My dad routinely worked out, showing my brother and I the importance of physical fitness. When we were young, he used to take us in the jogging stroller or out on bike rides, some of my fondest memories. Dad also encouraged us to play sports; it didn’t matter which ones, but he understood the value of them.

Unfortunately, growing up in an environment that emphasized health and well-being was no match for the comment. It completely changed my life. Then Dad received orders to Naples, Italy and the ensuing isolation led me to a downward spiral, and I rapidly lost weight. I began to analyze everything I ate and drank and how it affected my body. I would look at myself sideways in the mirror, pulling my shirt taut to see if my stomach was flat or bloated. If I became bloated, whatever I had consumed was put on the “bad food” list.

It wasn’t long before I began to exercise excessively. I’d ride my bike to the gym, work out for several hours, go home and exercise in my room before I went to bed. I researched how many calories certain activities would burn everything from weights and biking to everyday mundane tasks like brushing my teeth. These behaviors soon led to calorie counting. At my worst, I consumed approximately 300 to 600 calories a day and tried to burn it all off and more. Before I became anorexic, I was a healthy 5’4” and 113 lbs. In less than a year, I was a gaunt 87 lbs. I took dieting to the extreme.

I lived in baggy clothing during those anorexic years, ashamed of my body, and wanting to hide it from everyone including myself. The clothes made it difficult for Mom to notice my skeletal frame, until one day when she walked up to me and grabbed my bicep. Well, the little that was left of it.

She said, “I think you’re anorexic.”

An accusation I flatly denied, although not fully comprehending what she meant. I couldn’t possibly be anorexic.

“No, Mom, I’m fine.”

We sat in the bedroom where she implored me to tell her what was going on. Something was wrong. What had happened to cause a happy, healthy teenager to become a shell of her former self?

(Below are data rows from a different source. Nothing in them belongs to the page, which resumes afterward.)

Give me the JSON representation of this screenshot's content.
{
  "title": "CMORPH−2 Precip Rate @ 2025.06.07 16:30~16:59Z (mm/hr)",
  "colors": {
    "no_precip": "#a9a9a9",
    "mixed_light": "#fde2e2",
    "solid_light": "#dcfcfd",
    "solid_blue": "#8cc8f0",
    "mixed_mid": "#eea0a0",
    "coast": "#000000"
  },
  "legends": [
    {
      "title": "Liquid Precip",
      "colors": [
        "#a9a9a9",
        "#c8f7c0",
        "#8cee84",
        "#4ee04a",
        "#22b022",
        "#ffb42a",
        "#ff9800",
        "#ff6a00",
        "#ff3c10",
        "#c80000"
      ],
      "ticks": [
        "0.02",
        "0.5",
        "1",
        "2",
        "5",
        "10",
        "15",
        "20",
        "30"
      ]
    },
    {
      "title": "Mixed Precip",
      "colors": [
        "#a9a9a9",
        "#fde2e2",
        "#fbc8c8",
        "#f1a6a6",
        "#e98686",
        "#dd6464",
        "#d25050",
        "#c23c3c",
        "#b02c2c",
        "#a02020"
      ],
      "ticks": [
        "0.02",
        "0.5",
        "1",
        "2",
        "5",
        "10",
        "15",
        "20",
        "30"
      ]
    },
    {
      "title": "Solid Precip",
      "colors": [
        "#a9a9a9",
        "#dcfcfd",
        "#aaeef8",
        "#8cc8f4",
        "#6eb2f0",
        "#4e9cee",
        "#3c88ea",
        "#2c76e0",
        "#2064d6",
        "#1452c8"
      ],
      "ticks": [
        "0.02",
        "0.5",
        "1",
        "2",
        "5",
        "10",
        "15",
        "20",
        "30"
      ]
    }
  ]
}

I blurted out the comment I had been repressing for the last eight months. It felt good to talk.

After some tears and hugs, I found myself on computer Googling “signs of anorexia.” As I clicked on link after link, the realization that I fit every symptom was overwhelming. I broke down in tears, wondering what the future held.

Over the next month, we were preparing to move back to Washington, D.C. By this time my parents knew I had a serious problem but were unable to get me the help I needed. They tried everything they could to get me to eat. Unfortunately, it wasn’t as simple as “just eating.”

When we made it back to D.C., Mom scheduled an appointment with a psychiatrist at Ft. Belvoir Army Hospital to admit me to the adolescent behavioral health clinic. After sitting in a cold office answering a multitude of questions, the psychiatrist told us I would need blood work done before I could enter a treatment program.

While getting blood drawn, I recall telling Mom I didn’t feel well.

She asked, “You don’t?”

Before I could respond, I passed out.

When I awoke all I saw was darkness. It was a frightening experience for my poor mother and myself, as I am not prone to fainting. This episode, directly caused by my eating disorder, was a big warning sign.

We were then told to go to the ER where they would try again. It took two IVs, a couple of heating pads, a blanket, and six attempts to get the blood drawn finally.

Even after all this, I was adamant about the fact I could take care of myself, nor did I need anyone’s help. It was a serious situation, and I didn’t want to admit it. I was in denial, and denial makes the recovery process harder, something I quickly learned as I entered treatment shortly afterward. Little did I know, this was the beginning of a six-year struggle, a battle against my eating disorder. None of us fully comprehended what lay ahead of us.

Me, age 19, at Fort Barrancas in August 2008. I had been anorexic for 4 years and in recovery for 3 years at this point. Every day was a struggle.

2 thoughts on “And So It Began…

  1. You wouldn’t know by meeting you today the struggle you have had. You seem the picture of health. You are a beautiful, strong woman and your story will no doubt help others. Wishing you all the best.